Saat itu Winter sangat suka bermain. Di kompleks perumahan elite mereka Winter juga memiliki banyak teman. Tapi, kehadiran Summer kecil membuatnya tidak bisa bermain-main. Apalagi kedua orangtunya beranggapan, setelah memiliki adik, Winter tidak perlu teman lain lagi. Karena itu, sehabis pulang sekolah, Winter yang biasa menggunakan jam mainnya yang sedikit untuk bermain bersama teman-temannya, terpaksa harus menjaga Summer. Bermain dengan anak bayi yang tidak bisa mengerti permainannya. Setelah Summer sudah agak besar, semuanya juga tidak menjadi lebih baik—malah sebaliknya.
Karena Summer, Winter kerap kali dimarahi untuk hal yang mungkin tidak sepenuhnya salahnya.
Winter akan dimarahi, jika ia bermain keluar tanpa membawa Summer. Karena itu Winter mengajaknya ikut. Tapi, ketika Summer terjatuh karena tidak mendengar arahan Winter untuk tidak berlari—Winter lah yang dimarahi.

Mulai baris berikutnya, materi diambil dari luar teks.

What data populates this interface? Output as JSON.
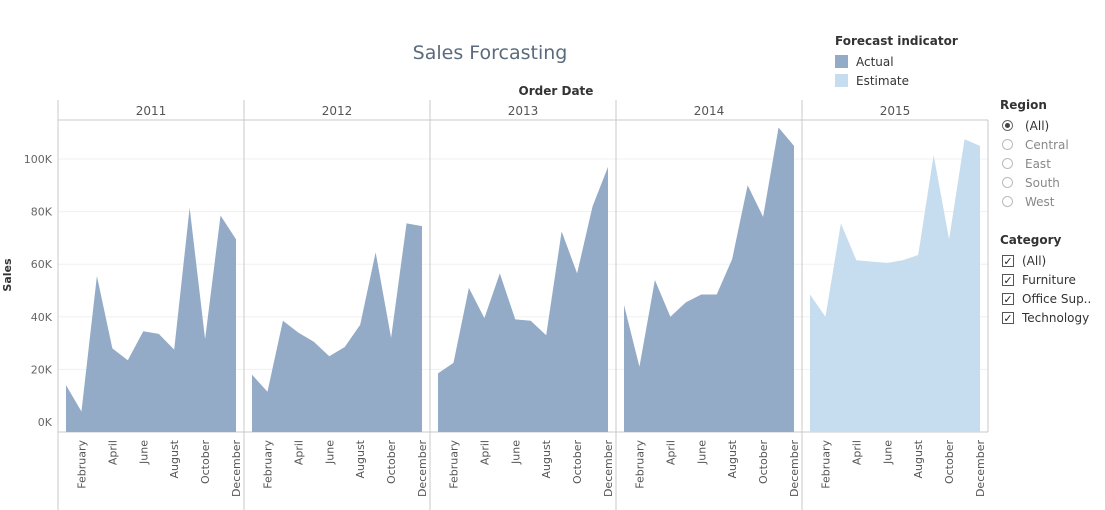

Ketika Summer memaksa meminjam action figurenya dan Winter tidak memberikannya, Summer akan menangis. Lagi-lagi, tangisan Summer membuat Winter dimarahi. Padahal, alasan Winter tidak mau meminjamkan itu karena action figure yang diminta Summer adalah hadiah dari Scarlett di ulang tahun Winter yang ke-8.
Semuanya mengganggu Winter. Sangat mengganggu sampai di titik dia merasa muak dan membenci Summer. Benar, benci. Winter tahu Summer tidak tahu apa-apa, tapi ketidaktahuan itu yang membuat Summer makin mengganggunya. Apalagi, semakin Summer besar, gadis kecil itu makin menempel pada Winter. Mengganggu. Seperti parasit. Belum lagi, tiap tangisan Summer dan kecelakaan kecil yang disebabkan Summer sendiri, terus saja membuat Winter dimarahi.
Semakin waktu berlalu, semakin bertumbuh kekesalan dan kemarahan Winter. Membuatnya dengan sadar mengucapkan kata-kata yang menyakiti Summer. Sengaja membuat gadis kecil itu juga merasakan rasa sakit yang ia rasakan.
"Jangan ikut-ikut terus. Ganggu tau!"
"Main sendiri dibilang. Jauh-jauh sana, kakak males main sama orang cengeng kaya kamu."
"Sana pulang! Nyusahin tahu nggak. Gara-gara kamu, Kakak nggak pernah bisa main sama temen-temen yang lain."
"Kenapa kamu mesti lahir sih?"
"Aku males punya adek cengeng kayak kamu."
Saat itu mungkin Summer masih terlalu polos—hingga gadis kecil belum terlalu mengerti. Paling buruk, Summer hanya akan menangis ketika Winter memarahinya, tapi setelah tangisannya mereda, Summer akan lupa. Lalu kembali menempel pada Winter seakan tidak pernah mendengar apa-apa, bahkan ketika Winter mengusirnya.
Tepat ketika Summer berumur empat tahun, Rain sekeluarga pindah ke sebelah rumah mereka. Seharusnya sejak itu Winter sudah bisa terbebas dari Summer, karena Rain selalu datang—mengajak Summer bermain. Tapi, ternyata Summer tetap saja terus menempel padanya. Kehadiran Rain seperti tidak berarti apa-apa karena dibanding bermain dengan cowok itu, Summer masih lebih suka mengikutinya kemana-mana. Summer benar-benar parasit.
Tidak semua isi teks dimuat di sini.